柏レイソルの育成戦略が示す、日本的な育成システムの構築法

text by 小澤一郎 photo by Kenzaburo Matsuoka

プレイヤーズファーストの視点で環境整備

 また、「高体連かJユースか」という対立軸で語られることの多い2種の高校年代においても柏はプレーヤーズファーストの視点で環境整備を進めている。レイソルU-18の選手たちの8割が地元柏にある高校に通っていることから、現在クラブと学校側の実務者レベルでは、シーズン毎にその高校のサッカー部とレイソルU-18の選手の入れ替わりが可能なシステム作りについて話し合われている。

 スキームとしてはプロで行われている『期限付き(レンタル)移籍』と同じ。日本では、セレクションに合格して一度Jアカデミーに加入してしまうと、中学、高校の3年間が自動的に保証される。これには一貫指導できるメリットと同時に、3年間が保証されることによる競争(向上)意欲の低下を生み出すデメリットもある。ただし、柏が目指すのは、欧州や南米で採用されているような自然淘汰の競争システムではなく、あくまで「適した環境で適した選手がプレーできる」システム作りだ。サッカー大国の模倣ではなく日本的なシステム構築の意図について吉田氏はこう説明する。

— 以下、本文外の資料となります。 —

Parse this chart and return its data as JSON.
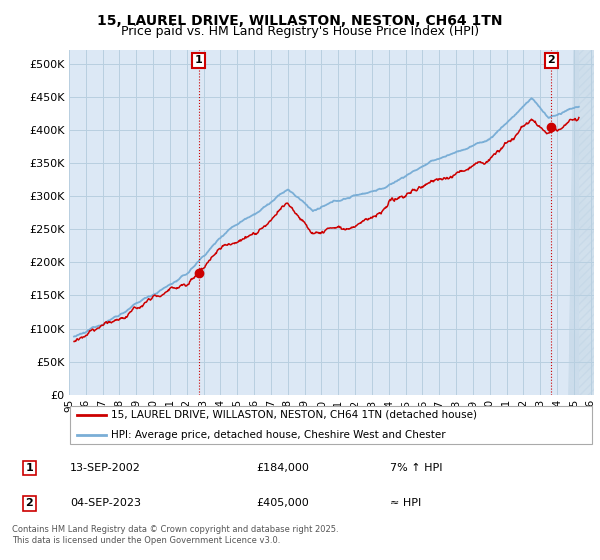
{
  "title": "15, LAUREL DRIVE, WILLASTON, NESTON, CH64 1TN",
  "subtitle": "Price paid vs. HM Land Registry's House Price Index (HPI)",
  "ylabel_ticks": [
    "£0",
    "£50K",
    "£100K",
    "£150K",
    "£200K",
    "£250K",
    "£300K",
    "£350K",
    "£400K",
    "£450K",
    "£500K"
  ],
  "ytick_values": [
    0,
    50000,
    100000,
    150000,
    200000,
    250000,
    300000,
    350000,
    400000,
    450000,
    500000
  ],
  "ylim": [
    0,
    520000
  ],
  "xlim_start": 1995.3,
  "xlim_end": 2026.2,
  "chart_bg_color": "#dce8f5",
  "background_color": "#ffffff",
  "grid_color": "#b8cfe0",
  "hpi_color": "#7aaed6",
  "price_color": "#cc0000",
  "hatch_color": "#c8d8e8",
  "marker1_date": 2002.7,
  "marker1_price": 184000,
  "marker2_date": 2023.67,
  "marker2_price": 405000,
  "data_end": 2025.3,
  "legend_label1": "15, LAUREL DRIVE, WILLASTON, NESTON, CH64 1TN (detached house)",
  "legend_label2": "HPI: Average price, detached house, Cheshire West and Chester",
  "sale1_label": "1",
  "sale1_date": "13-SEP-2002",
  "sale1_price": "£184,000",
  "sale1_hpi": "7% ↑ HPI",
  "sale2_label": "2",
  "sale2_date": "04-SEP-2023",
  "sale2_price": "£405,000",
  "sale2_hpi": "≈ HPI",
  "footer": "Contains HM Land Registry data © Crown copyright and database right 2025.\nThis data is licensed under the Open Government Licence v3.0.",
  "title_fontsize": 10,
  "subtitle_fontsize": 9,
  "tick_fontsize": 7.5,
  "legend_fontsize": 8
}
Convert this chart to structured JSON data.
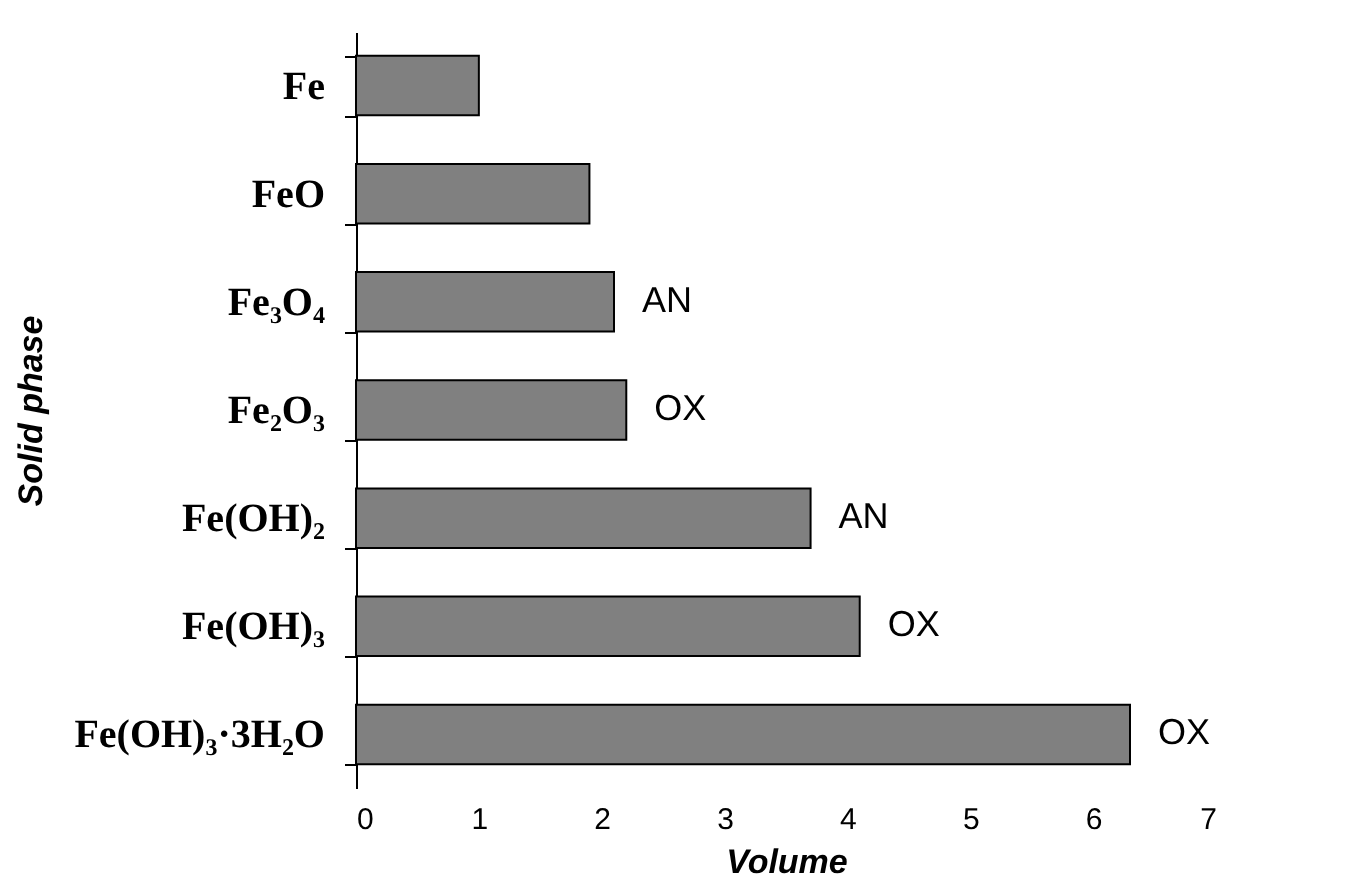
{
  "chart_data": {
    "type": "bar",
    "orientation": "horizontal",
    "xlabel": "Volume",
    "ylabel": "Solid phase",
    "categories": [
      "Fe",
      "FeO",
      "Fe₃O₄",
      "Fe₂O₃",
      "Fe(OH)₂",
      "Fe(OH)₃",
      "Fe(OH)₃·3H₂O"
    ],
    "values": [
      1.0,
      1.9,
      2.1,
      2.2,
      3.7,
      4.1,
      6.3
    ],
    "color": "#808080",
    "xlim": [
      0,
      7
    ],
    "xticks": [
      0,
      1,
      2,
      3,
      4,
      5,
      6,
      7
    ],
    "grid": false,
    "annotations": [
      {
        "text": "AN",
        "x": 2.1,
        "y": "Fe₃O₄"
      },
      {
        "text": "OX",
        "x": 2.2,
        "y": "Fe₂O₃"
      },
      {
        "text": "AN",
        "x": 3.7,
        "y": "Fe(OH)₂"
      },
      {
        "text": "OX",
        "x": 4.1,
        "y": "Fe(OH)₃"
      },
      {
        "text": "OX",
        "x": 6.3,
        "y": "Fe(OH)₃·3H₂O"
      }
    ]
  }
}
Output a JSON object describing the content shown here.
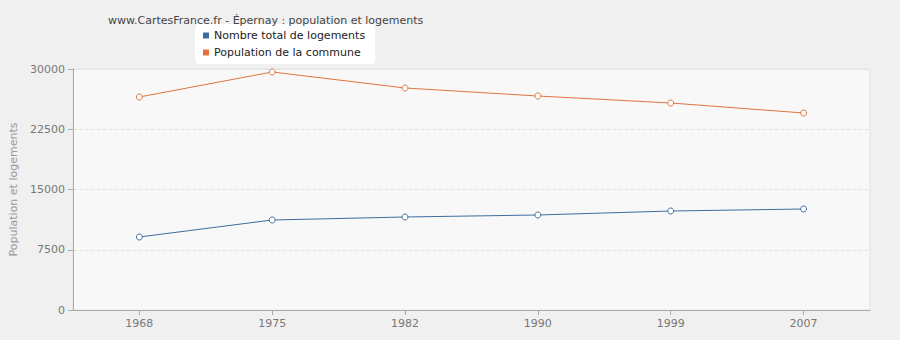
{
  "chart_data": {
    "type": "line",
    "title": "www.CartesFrance.fr - Épernay : population et logements",
    "y_label": "Population et logements",
    "categories": [
      "1968",
      "1975",
      "1982",
      "1990",
      "1999",
      "2007"
    ],
    "series": [
      {
        "name": "Nombre total de logements",
        "color": "#3f6e9e",
        "values": [
          9087,
          11203,
          11577,
          11826,
          12323,
          12572
        ]
      },
      {
        "name": "Population de la commune",
        "color": "#e0733f",
        "values": [
          26515,
          29627,
          27635,
          26639,
          25768,
          24523
        ]
      }
    ],
    "ylim": [
      0,
      30000
    ],
    "yticks": [
      0,
      7500,
      15000,
      22500,
      30000
    ],
    "grid": true,
    "legend": "top",
    "marker": "circle",
    "line_style": "solid"
  }
}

「日本で自然淘汰される環境が少ないのは事実ですが、『ダメな選手だから入れ替える』『いい選手だから獲ってくる』ということが本当に正しいかどうかはわかりません。3年間いることで起こるデメリットを解決したいとは思いますが、切って捨てられるプレッシャーを与えるのではなく、目標やビジョンを共有する中で選手をモチベートし、上を目指す純粋な気持ちを指導現場で生かしていく。それは元来努力する精神や生真面目さを持つ日本人だけができる特別なやり方なのかもしれません」

「下から上につなげる」ボトムアップ方式の育成戦略が第2段階まで来ている柏レイソル。あくまで個人的な意見であり希望も入っているのだが、育成戦略の第3段階が完了した時には選手のみならず指導者までもがトップに吸い上げられるシステムが完成し、吉田達磨という人間が『監督』ではなくプレミアリーグのような『マネージャー』としてトップチームで長期政権を築いている気がする。

【了】

初出:サッカー批評issue57

プロフィール

吉田達磨
1974年生まれ、千葉県出身。柏レイソル強化本部長。東海大学付属浦安高等学校卒業後、1993年に柏レイソルに加入。97年に京都パープルサンガ(現京都サンガF.C.)に移籍。99年にモンテディオ山形に加入し、01年までプレー。02年にジュロンFC(シンガポール)で現役引退。同年、東海大学付属浦安高等学校サッカー部の臨時コーチを経験し、03年に古巣の柏U-18コーチに就任。その後U-15やU-18の監督などを経て、10年にアカデミーダイレクターとなる。11年より現職。